Santa Ana Councilman David Benavides said the homeless have been drawn to Santa Ana to be closer to healthcare agencies and social services.
“The civic center has a lot of public space and public transit is nearby. Everything is convenient,” he said. “I’m hoping that we’ve hit our peak in terms of the high numbers. Now, because there’s more attention on the crisis … I really think we can work with the county to make things better.”
Teenager Anthony Daniel, who has been homeless for six months, said he’s still learning what’s available to homeless youths in the area. He uses some of the library’s 23 computers to search for jobs at restaurants or in retail.
“I don’t go in there and talk to anybody,” he added. “I mind my own business.”
He said he’s drawn to the civic center “because it’s welcoming. There are really nice people if you get to know them.”

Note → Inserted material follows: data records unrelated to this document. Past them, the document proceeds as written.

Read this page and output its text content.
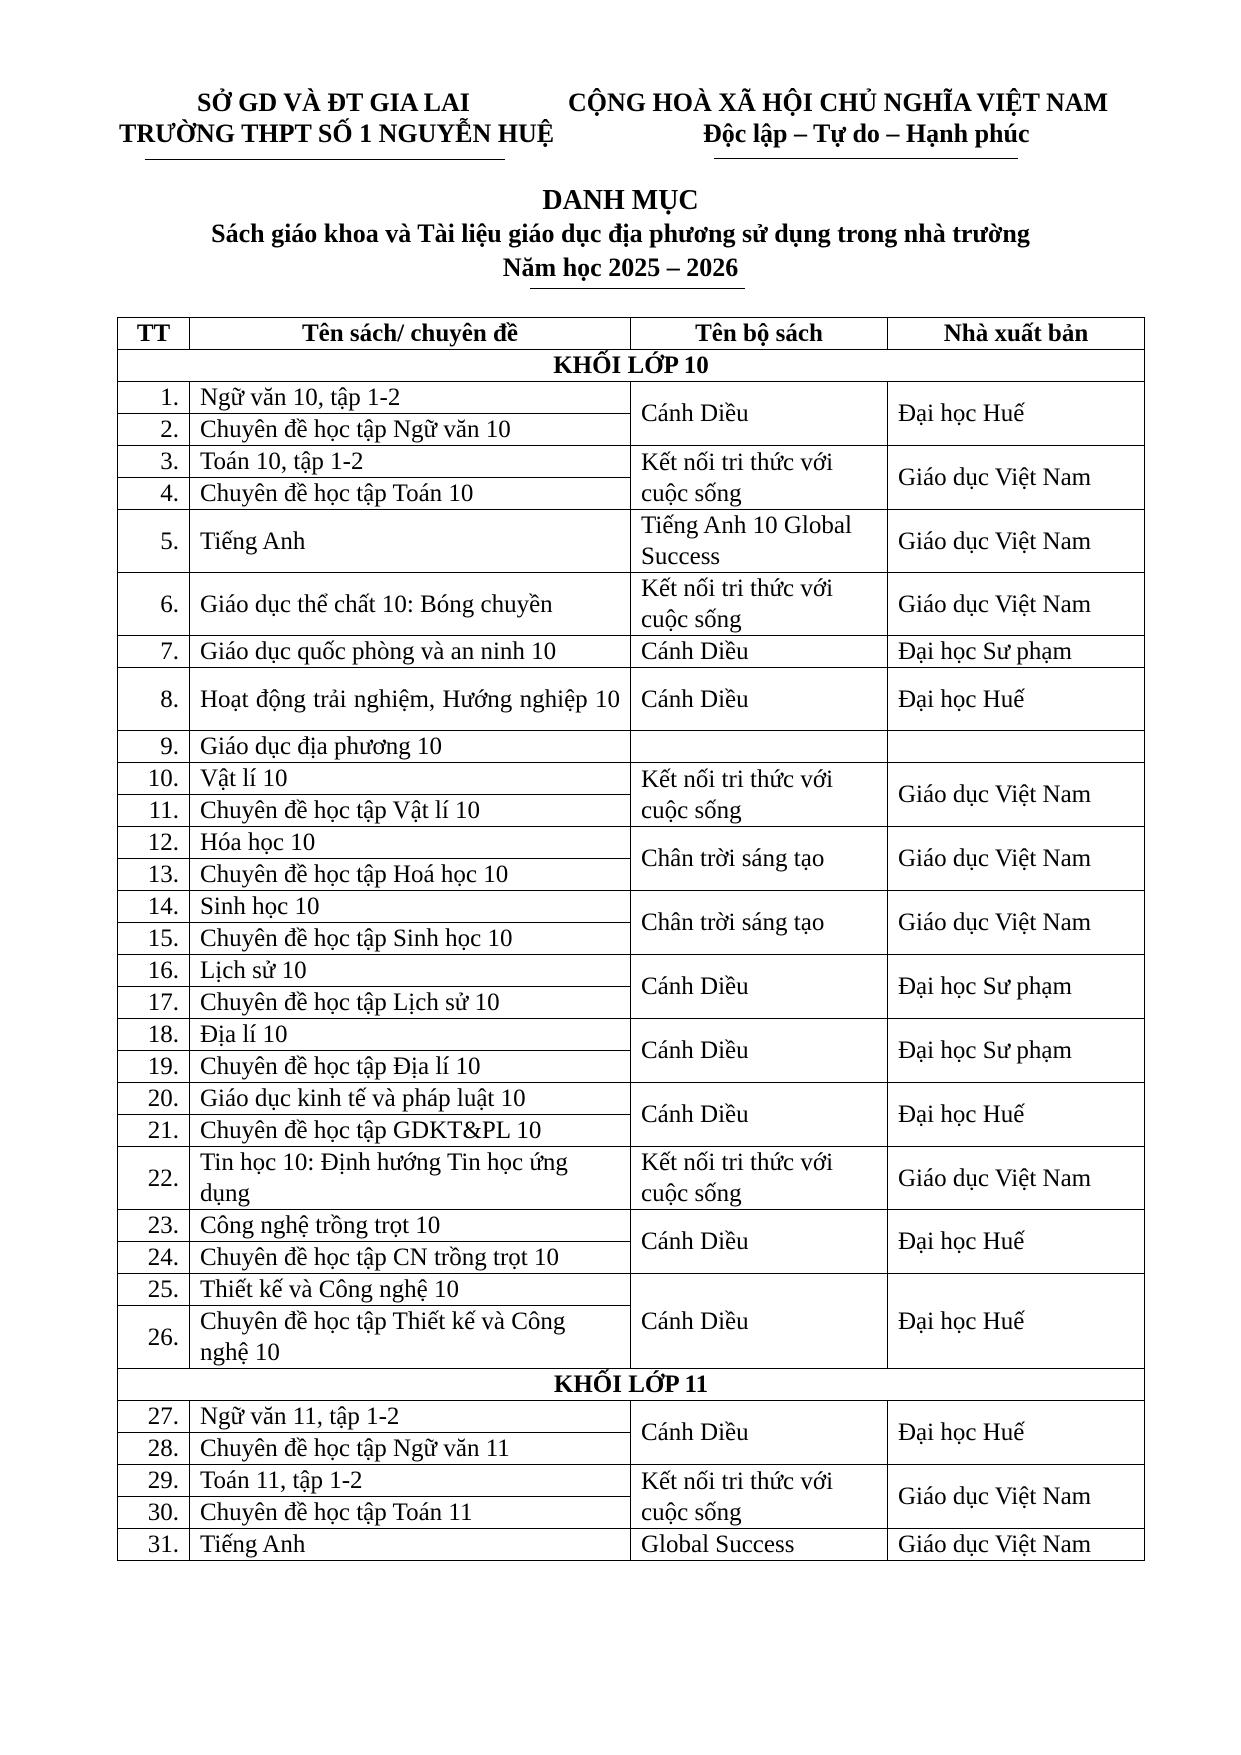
SỞ GD VÀ ĐT GIA LAI
TRƯỜNG THPT SỐ 1 NGUYỄN HUỆ
CỘNG HOÀ XÃ HỘI CHỦ NGHĨA VIỆT NAM
Độc lập – Tự do – Hạnh phúc
DANH MỤC
Sách giáo khoa và Tài liệu giáo dục địa phương sử dụng trong nhà trường
Năm học 2025 – 2026
TT	Tên sách/ chuyên đề	Tên bộ sách	Nhà xuất bản
KHỐI LỚP 10			
1.	Ngữ văn 10, tập 1-2	Cánh Diều	Đại học Huế
2.	Chuyên đề học tập Ngữ văn 10		
3.	Toán 10, tập 1-2	Kết nối tri thức với cuộc sống	Giáo dục Việt Nam
4.	Chuyên đề học tập Toán 10		
5.	Tiếng Anh	Tiếng Anh 10 Global Success	Giáo dục Việt Nam
6.	Giáo dục thể chất 10: Bóng chuyền	Kết nối tri thức với cuộc sống	Giáo dục Việt Nam
7.	Giáo dục quốc phòng và an ninh 10	Cánh Diều	Đại học Sư phạm
8.	Hoạt động trải nghiệm, Hướng nghiệp 10	Cánh Diều	Đại học Huế
9.	Giáo dục địa phương 10		
10.	Vật lí 10	Kết nối tri thức với cuộc sống	Giáo dục Việt Nam
11.	Chuyên đề học tập Vật lí 10		
12.	Hóa học 10	Chân trời sáng tạo	Giáo dục Việt Nam
13.	Chuyên đề học tập Hoá học 10		
14.	Sinh học 10	Chân trời sáng tạo	Giáo dục Việt Nam
15.	Chuyên đề học tập Sinh học 10		
16.	Lịch sử 10	Cánh Diều	Đại học Sư phạm
17.	Chuyên đề học tập Lịch sử 10		
18.	Địa lí 10	Cánh Diều	Đại học Sư phạm
19.	Chuyên đề học tập Địa lí 10		
20.	Giáo dục kinh tế và pháp luật 10	Cánh Diều	Đại học Huế
21.	Chuyên đề học tập GDKT&PL 10		
22.	Tin học 10: Định hướng Tin học ứng dụng	Kết nối tri thức với cuộc sống	Giáo dục Việt Nam
23.	Công nghệ trồng trọt 10	Cánh Diều	Đại học Huế
24.	Chuyên đề học tập CN trồng trọt 10		
25.	Thiết kế và Công nghệ 10	Cánh Diều	Đại học Huế
26.	Chuyên đề học tập Thiết kế và Công nghệ 10		
KHỐI LỚP 11			
27.	Ngữ văn 11, tập 1-2	Cánh Diều	Đại học Huế
28.	Chuyên đề học tập Ngữ văn 11		
29.	Toán 11, tập 1-2	Kết nối tri thức với cuộc sống	Giáo dục Việt Nam
30.	Chuyên đề học tập Toán 11		
31.	Tiếng Anh	Global Success	Giáo dục Việt Nam
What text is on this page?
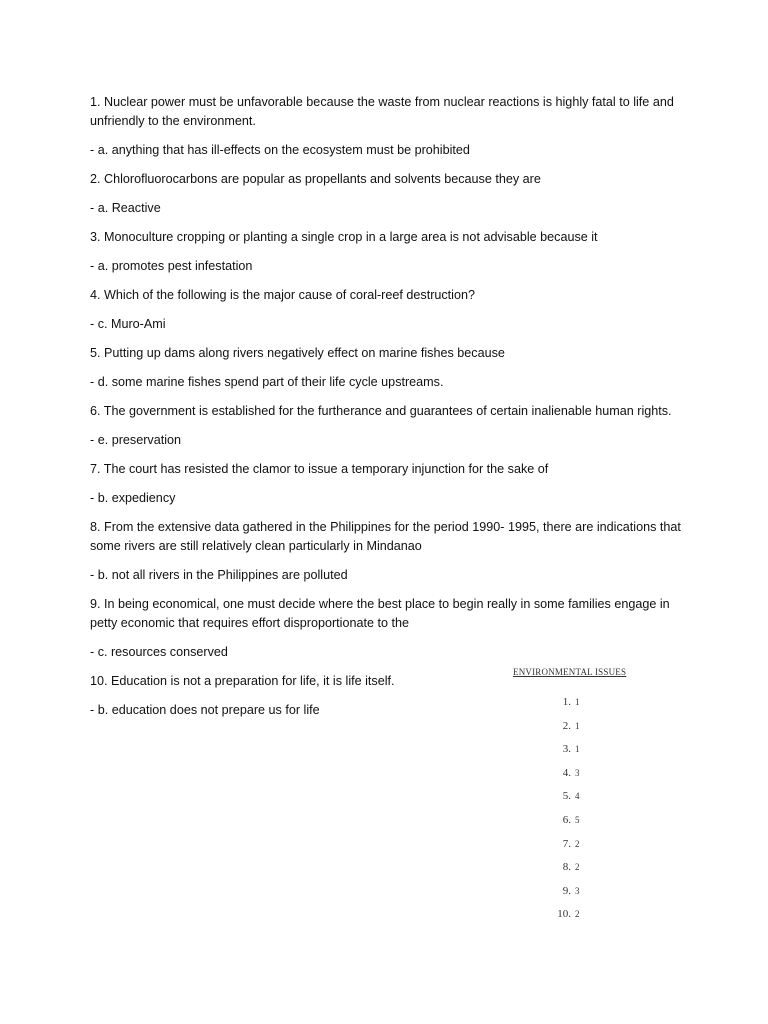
1. Nuclear power must be unfavorable because the waste from nuclear reactions is highly fatal to life and unfriendly to the environment.

- a. anything that has ill-effects on the ecosystem must be prohibited

2. Chlorofluorocarbons are popular as propellants and solvents because they are

- a. Reactive

3. Monoculture cropping or planting a single crop in a large area is not advisable because it

- a. promotes pest infestation

4. Which of the following is the major cause of coral-reef destruction?

- c. Muro-Ami

5. Putting up dams along rivers negatively effect on marine fishes because

- d. some marine fishes spend part of their life cycle upstreams.

6. The government is established for the furtherance and guarantees of certain inalienable human rights.

- e. preservation

7. The court has resisted the clamor to issue a temporary injunction for the sake of

- b. expediency

8. From the extensive data gathered in the Philippines for the period 1990- 1995, there are indications that some rivers are still relatively clean particularly in Mindanao

- b. not all rivers in the Philippines are polluted

9. In being economical, one must decide where the best place to begin really in some families engage in petty economic that requires effort disproportionate to the

- c. resources conserved

10. Education is not a preparation for life, it is life itself.

- b. education does not prepare us for life

ENVIRONMENTAL ISSUES
1. 1
2. 1
3. 1
4. 3
5. 4
6. 5
7. 2
8. 2
9. 3
10. 2
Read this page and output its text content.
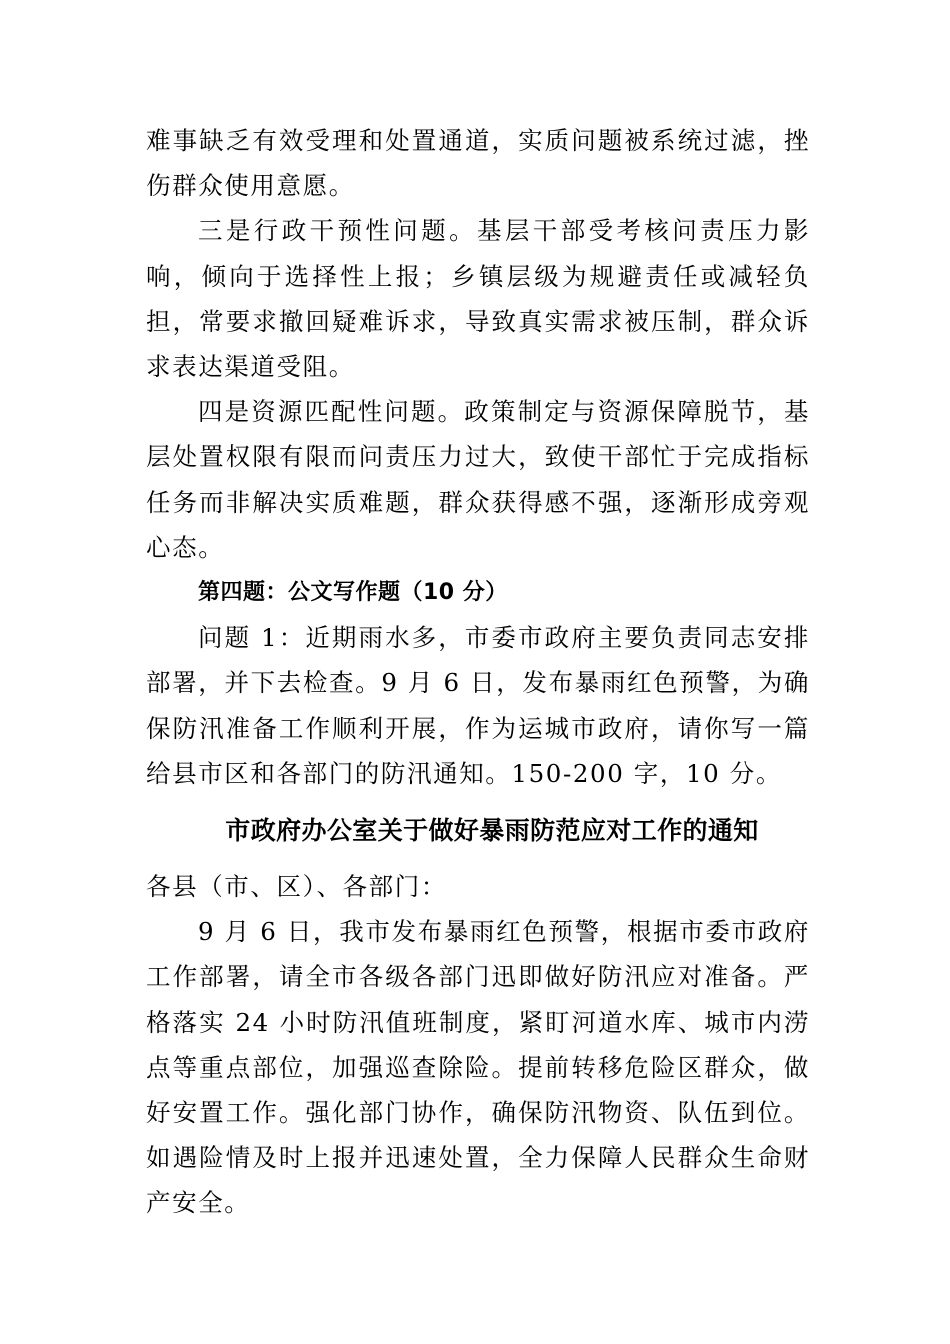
难事缺乏有效受理和处置通道，实质问题被系统过滤，挫伤群众使用意愿。

三是行政干预性问题。基层干部受考核问责压力影响，倾向于选择性上报；乡镇层级为规避责任或减轻负担，常要求撤回疑难诉求，导致真实需求被压制，群众诉求表达渠道受阻。

四是资源匹配性问题。政策制定与资源保障脱节，基层处置权限有限而问责压力过大，致使干部忙于完成指标任务而非解决实质难题，群众获得感不强，逐渐形成旁观心态。

第四题：公文写作题（10 分）

问题 1：近期雨水多，市委市政府主要负责同志安排部署，并下去检查。9 月 6 日，发布暴雨红色预警，为确保防汛准备工作顺利开展，作为运城市政府，请你写一篇给县市区和各部门的防汛通知。150-200 字，10 分。

市政府办公室关于做好暴雨防范应对工作的通知

各县（市、区）、各部门：

9 月 6 日，我市发布暴雨红色预警，根据市委市政府工作部署，请全市各级各部门迅即做好防汛应对准备。严格落实 24 小时防汛值班制度，紧盯河道水库、城市内涝点等重点部位，加强巡查除险。提前转移危险区群众，做好安置工作。强化部门协作，确保防汛物资、队伍到位。如遇险情及时上报并迅速处置，全力保障人民群众生命财产安全。
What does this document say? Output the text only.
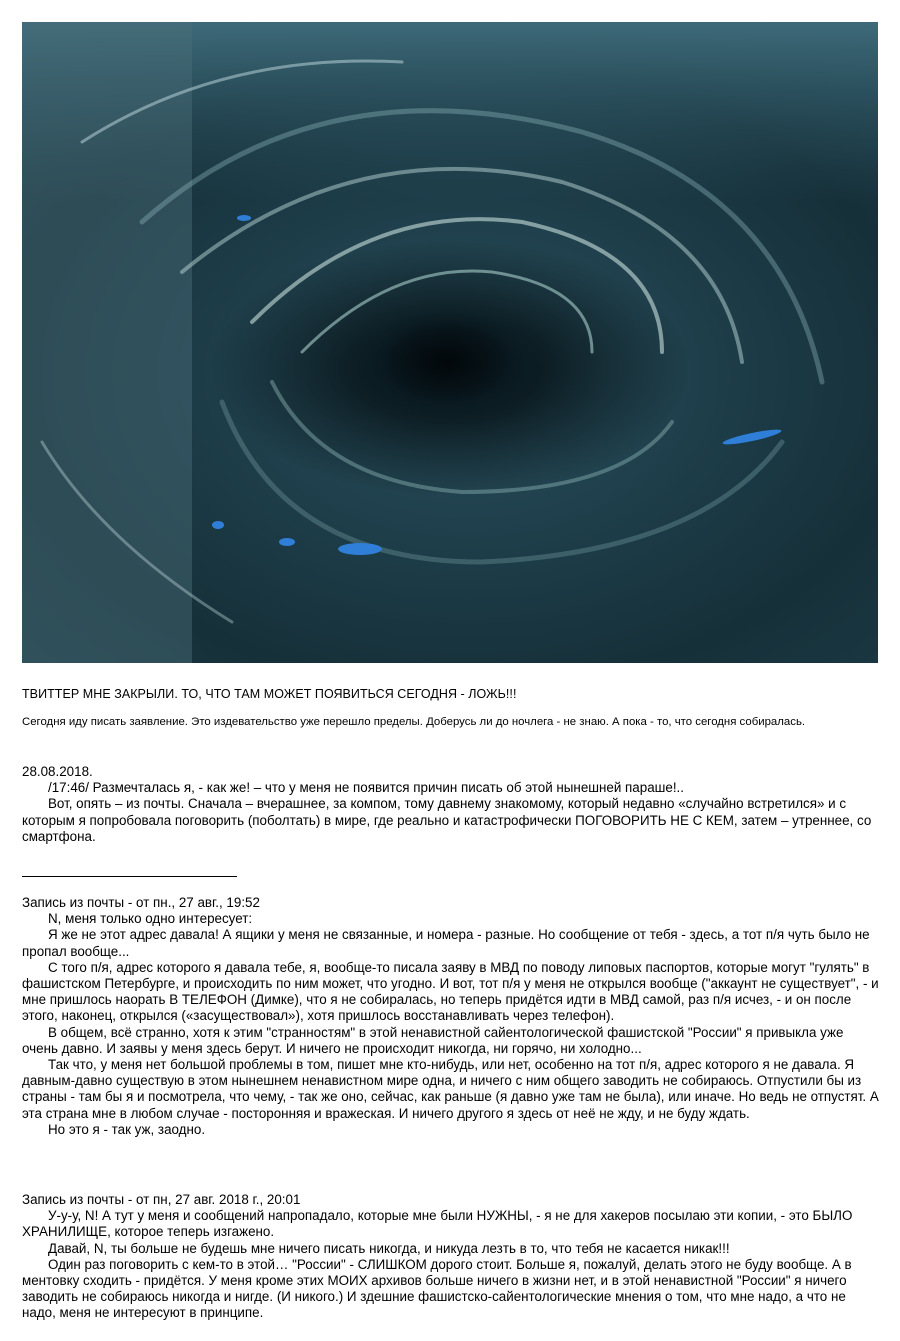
ТВИТТЕР МНЕ ЗАКРЫЛИ. ТО, ЧТО ТАМ МОЖЕТ ПОЯВИТЬСЯ СЕГОДНЯ - ЛОЖЬ!!!
Сегодня иду писать заявление. Это издевательство уже перешло пределы. Доберусь ли до ночлега - не знаю. А пока - то, что сегодня собиралась.

28.08.2018.

/17:46/ Размечталась я, - как же! – что у меня не появится причин писать об этой нынешней параше!..

Вот, опять – из почты. Сначала – вчерашнее, за компом, тому давнему знакомому, который недавно «случайно встретился» и с которым я попробовала поговорить (поболтать) в мире, где реально и катастрофически ПОГОВОРИТЬ НЕ С КЕМ, затем – утреннее, со смартфона.

Запись из почты - от пн., 27 авг., 19:52

N, меня только одно интересует:

Я же не этот адрес давала! А ящики у меня не связанные, и номера - разные. Но сообщение от тебя - здесь, а тот п/я чуть было не пропал вообще...

С того п/я, адрес которого я давала тебе, я, вообще-то писала заяву в МВД по поводу липовых паспортов, которые могут "гулять" в фашистском Петербурге, и происходить по ним может, что угодно. И вот, тот п/я у меня не открылся вообще ("аккаунт не существует", - и мне пришлось наорать В ТЕЛЕФОН (Димке), что я не собиралась, но теперь придётся идти в МВД самой, раз п/я исчез, - и он после этого, наконец, открылся («засуществовал»), хотя пришлось восстанавливать через телефон).

В общем, всё странно, хотя к этим "странностям" в этой ненавистной сайентологической фашистской "России" я привыкла уже очень давно. И заявы у меня здесь берут. И ничего не происходит никогда, ни горячо, ни холодно...

Так что, у меня нет большой проблемы в том, пишет мне кто-нибудь, или нет, особенно на тот п/я, адрес которого я не давала. Я давным-давно существую в этом нынешнем ненавистном мире одна, и ничего с ним общего заводить не собираюсь. Отпустили бы из страны - там бы я и посмотрела, что чему, - так же оно, сейчас, как раньше (я давно уже там не была), или иначе. Но ведь не отпустят. А эта страна мне в любом случае - посторонняя и вражеская. И ничего другого я здесь от неё не жду, и не буду ждать.

Но это я - так уж, заодно.

Запись из почты - от пн, 27 авг. 2018 г., 20:01

У-у-у, N! А тут у меня и сообщений напропадало, которые мне были НУЖНЫ, - я не для хакеров посылаю эти копии, - это БЫЛО ХРАНИЛИЩЕ, которое теперь изгажено.

Давай, N, ты больше не будешь мне ничего писать никогда, и никуда лезть в то, что тебя не касается никак!!!

Один раз поговорить с кем-то в этой… "России" - СЛИШКОМ дорого стоит. Больше я, пожалуй, делать этого не буду вообще. А в ментовку сходить - придётся. У меня кроме этих МОИХ архивов больше ничего в жизни нет, и в этой ненавистной "России" я ничего заводить не собираюсь никогда и нигде. (И никого.) И здешние фашистско-сайентологические мнения о том, что мне надо, а что не надо, меня не интересуют в принципе.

Haley Flores’ mother, however, isn’t taking any chances with her children spending time at the library. She has enrolled her daughter and 8- and 9-year-old sons in boxing classes.
“My mom really feels that we need to know self-defense,” said Haley, as she clutched a copy of “The Absolutely True Diary of a Part-Time Indian.” “It’s kind of scary to be near shirtless people. I also worry if they drink, or maybe they can rob you.”